# New adventures?



## lizflowers42 (Jan 1, 2015)

Happy New Year! I officially opened my business, set up an online store, and did my first craft fair in 2014. 

I had lots of requests to make liquid soap and liquid laundry soap. I've only made powdered laundry soap and have done the recipe to make it liquid, but it's goopy texture. I'm planning on giving liquid soap a try this year. What is on your 2015 bucket list?


----------



## Soapsense (Jan 1, 2015)

I also would like to try liquid soap, and body butters.


----------



## lizflowers42 (Jan 1, 2015)

Ohhh butters! That's a good one!


----------



## Dahila (Jan 1, 2015)

sophisticated swirls, possibly three colors or more. Butters; done, lotions; done, sugar scrub done.  toner done.  Bread baked )


----------



## CaraBou (Jan 2, 2015)

Congrats on your business, Liz!  I am happy for you 

I finally made a liquid dish soap last weekend (using Susie's CP recipe), which I had been wanting to do for a long time.  I still have lots of KOH so now that the ice is broken I'll have to branch out more.  Also, I bought a couple different kinds of preservatives when I visited a soap supply store this fall, so doors have opened to lotions, too.  And I'm still a cp soap fiend, so my biggest challenge will be finding the time for it all!


----------



## Ruthie (Jan 2, 2015)

I want to perfect a sugar scrub recipe, but first gotta buy a new scale that measures in smaller increments.  It took me a long time to give in to the idea of using preservatives....

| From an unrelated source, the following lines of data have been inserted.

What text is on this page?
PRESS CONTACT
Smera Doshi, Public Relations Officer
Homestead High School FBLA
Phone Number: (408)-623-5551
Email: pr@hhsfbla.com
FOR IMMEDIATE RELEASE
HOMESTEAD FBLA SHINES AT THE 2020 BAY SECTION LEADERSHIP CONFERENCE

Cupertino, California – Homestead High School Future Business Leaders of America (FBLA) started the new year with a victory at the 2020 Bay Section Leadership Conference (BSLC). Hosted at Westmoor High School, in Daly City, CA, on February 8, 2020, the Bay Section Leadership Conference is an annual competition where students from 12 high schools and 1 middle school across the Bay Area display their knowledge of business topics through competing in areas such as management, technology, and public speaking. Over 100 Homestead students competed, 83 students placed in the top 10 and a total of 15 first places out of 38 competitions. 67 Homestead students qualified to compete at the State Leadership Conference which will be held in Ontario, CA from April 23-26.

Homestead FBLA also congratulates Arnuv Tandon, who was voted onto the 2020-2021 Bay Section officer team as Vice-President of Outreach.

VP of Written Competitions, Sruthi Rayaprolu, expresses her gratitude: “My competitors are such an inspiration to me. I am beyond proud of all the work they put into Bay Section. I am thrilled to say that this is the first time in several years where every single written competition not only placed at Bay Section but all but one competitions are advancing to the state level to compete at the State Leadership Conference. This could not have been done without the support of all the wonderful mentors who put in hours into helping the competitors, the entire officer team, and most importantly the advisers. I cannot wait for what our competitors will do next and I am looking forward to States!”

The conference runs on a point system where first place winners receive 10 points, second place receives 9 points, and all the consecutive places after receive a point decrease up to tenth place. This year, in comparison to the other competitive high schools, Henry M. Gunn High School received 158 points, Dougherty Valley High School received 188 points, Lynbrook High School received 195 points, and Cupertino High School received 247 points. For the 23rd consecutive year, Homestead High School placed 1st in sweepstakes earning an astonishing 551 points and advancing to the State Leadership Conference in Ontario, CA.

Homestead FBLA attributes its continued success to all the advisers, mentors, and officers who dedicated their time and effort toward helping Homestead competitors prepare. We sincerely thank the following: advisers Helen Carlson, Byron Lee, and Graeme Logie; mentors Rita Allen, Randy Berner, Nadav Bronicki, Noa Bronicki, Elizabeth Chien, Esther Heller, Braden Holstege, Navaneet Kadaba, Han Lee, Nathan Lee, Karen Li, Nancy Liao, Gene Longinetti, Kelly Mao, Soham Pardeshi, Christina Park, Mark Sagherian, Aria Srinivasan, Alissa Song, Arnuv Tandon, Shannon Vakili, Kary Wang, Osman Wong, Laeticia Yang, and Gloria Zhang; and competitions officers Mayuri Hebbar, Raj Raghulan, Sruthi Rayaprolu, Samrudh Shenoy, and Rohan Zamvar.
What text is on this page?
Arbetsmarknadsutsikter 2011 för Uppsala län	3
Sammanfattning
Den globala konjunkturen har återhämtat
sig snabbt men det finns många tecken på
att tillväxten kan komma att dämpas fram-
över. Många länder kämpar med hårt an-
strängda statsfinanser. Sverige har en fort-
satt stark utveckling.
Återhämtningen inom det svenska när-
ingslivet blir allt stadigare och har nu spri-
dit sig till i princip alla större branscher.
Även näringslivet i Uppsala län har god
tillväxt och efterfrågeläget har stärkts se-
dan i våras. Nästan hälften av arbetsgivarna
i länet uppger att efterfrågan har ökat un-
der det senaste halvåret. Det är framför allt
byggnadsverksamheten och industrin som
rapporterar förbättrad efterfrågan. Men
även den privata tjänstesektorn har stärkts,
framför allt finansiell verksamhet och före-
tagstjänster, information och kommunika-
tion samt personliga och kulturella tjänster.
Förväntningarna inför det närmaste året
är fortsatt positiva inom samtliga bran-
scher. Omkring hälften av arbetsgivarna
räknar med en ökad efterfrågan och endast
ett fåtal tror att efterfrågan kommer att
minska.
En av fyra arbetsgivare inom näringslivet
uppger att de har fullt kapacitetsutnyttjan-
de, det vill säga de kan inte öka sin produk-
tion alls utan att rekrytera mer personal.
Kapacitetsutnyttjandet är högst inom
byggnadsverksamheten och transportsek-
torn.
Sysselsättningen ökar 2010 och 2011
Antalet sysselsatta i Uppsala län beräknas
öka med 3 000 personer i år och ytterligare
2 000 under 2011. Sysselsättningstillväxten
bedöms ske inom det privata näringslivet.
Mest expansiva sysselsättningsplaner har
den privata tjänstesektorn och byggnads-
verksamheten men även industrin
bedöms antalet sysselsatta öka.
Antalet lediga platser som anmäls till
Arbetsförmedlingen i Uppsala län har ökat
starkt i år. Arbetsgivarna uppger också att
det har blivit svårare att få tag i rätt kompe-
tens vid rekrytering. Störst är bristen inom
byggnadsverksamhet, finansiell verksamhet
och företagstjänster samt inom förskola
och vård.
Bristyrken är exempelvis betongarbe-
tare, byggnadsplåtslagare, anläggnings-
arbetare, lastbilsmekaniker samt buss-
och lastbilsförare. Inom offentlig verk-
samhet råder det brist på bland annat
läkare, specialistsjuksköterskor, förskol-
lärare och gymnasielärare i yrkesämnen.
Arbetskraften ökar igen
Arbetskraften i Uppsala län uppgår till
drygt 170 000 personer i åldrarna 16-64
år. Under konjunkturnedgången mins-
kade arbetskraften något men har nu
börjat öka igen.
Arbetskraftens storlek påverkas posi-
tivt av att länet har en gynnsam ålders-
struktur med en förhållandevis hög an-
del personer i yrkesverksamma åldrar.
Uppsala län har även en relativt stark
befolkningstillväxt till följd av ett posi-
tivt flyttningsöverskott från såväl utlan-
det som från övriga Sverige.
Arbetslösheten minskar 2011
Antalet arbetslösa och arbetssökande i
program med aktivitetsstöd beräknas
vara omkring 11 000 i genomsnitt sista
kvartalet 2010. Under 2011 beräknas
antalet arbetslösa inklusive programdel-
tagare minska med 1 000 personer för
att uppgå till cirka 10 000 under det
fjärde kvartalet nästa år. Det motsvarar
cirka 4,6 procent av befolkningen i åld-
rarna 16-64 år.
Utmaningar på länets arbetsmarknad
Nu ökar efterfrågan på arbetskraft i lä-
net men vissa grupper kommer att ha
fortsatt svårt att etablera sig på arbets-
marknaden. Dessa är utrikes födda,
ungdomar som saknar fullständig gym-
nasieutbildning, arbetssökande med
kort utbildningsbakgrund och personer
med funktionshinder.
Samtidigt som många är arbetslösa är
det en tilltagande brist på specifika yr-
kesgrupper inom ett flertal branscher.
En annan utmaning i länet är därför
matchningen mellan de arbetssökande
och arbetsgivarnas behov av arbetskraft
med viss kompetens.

Want to come up with more body butter recipes.  The one I tried so far has gotten me hooked.  To say nothing of these 6 dozen jars I've bought!

Would also like to work on a shaving soap.


----------



## fuzz-juzz (Jan 2, 2015)

Congratulations Liz!
I'm in a process of trying to make LS. But that's about it for this year.
I have to try and graduate from University first while also trying to apply for another course  (I'm nuts :shh


----------



## snappyllama (Jan 2, 2015)

This new year I'm having a Veruca Salt episode. On my CP list: Salt Bars, more veggie bars, a facial bar, shampoo bars, alcohol bars and a bunch of different design ideas. 

I also want to try out HP and LS. 

I'm still working on my bath bomb and lotion recipes. Soap and bath bomb cupcakes are on my list... I received a set of piping tips for Christmas but have never piped frosting before so that will be a big learning experience. I thought I wanted to tweak my lip balm recipe, but the recent spat of frigid air has me loving it as-is. 

It's going to be a fun year!


----------



## lizflowers42 (Jan 2, 2015)

Thanks all! Hubby crunched the numbers and I came out ahead by $130! I was so ecstatic to be ahead and not way behind! Now I just need to find more shows.


----------



## Ruthie (Jan 3, 2015)

Yes, now that you mention it, I need to do that, too, Liz.  The last local one was OK, but need more!


----------



## Ruthie (Jan 4, 2015)

I just realized I left out one of the most important things.  Maybe because I think of it as a desperate search rather than a new adventure?  BB has discontinued my best-ever Christmas seller f.o.:  Hollyberry!  So I am looking for a replacement, dupe or something.  So far I've just been reading, and I emailed one guy who duplicates scents.  BB will make it- IF I buy 10 pounds!  How long would it take my lil business to use 10 pounds of a fragrance!?  If it were Lebermuth I'd trust the fragrance would last 10 years.  BB I'm not so sure about!


----------



## lizflowers42 (Jan 4, 2015)

Check with Jennifer from bescented.com, she will do it if you have an ounce.


----------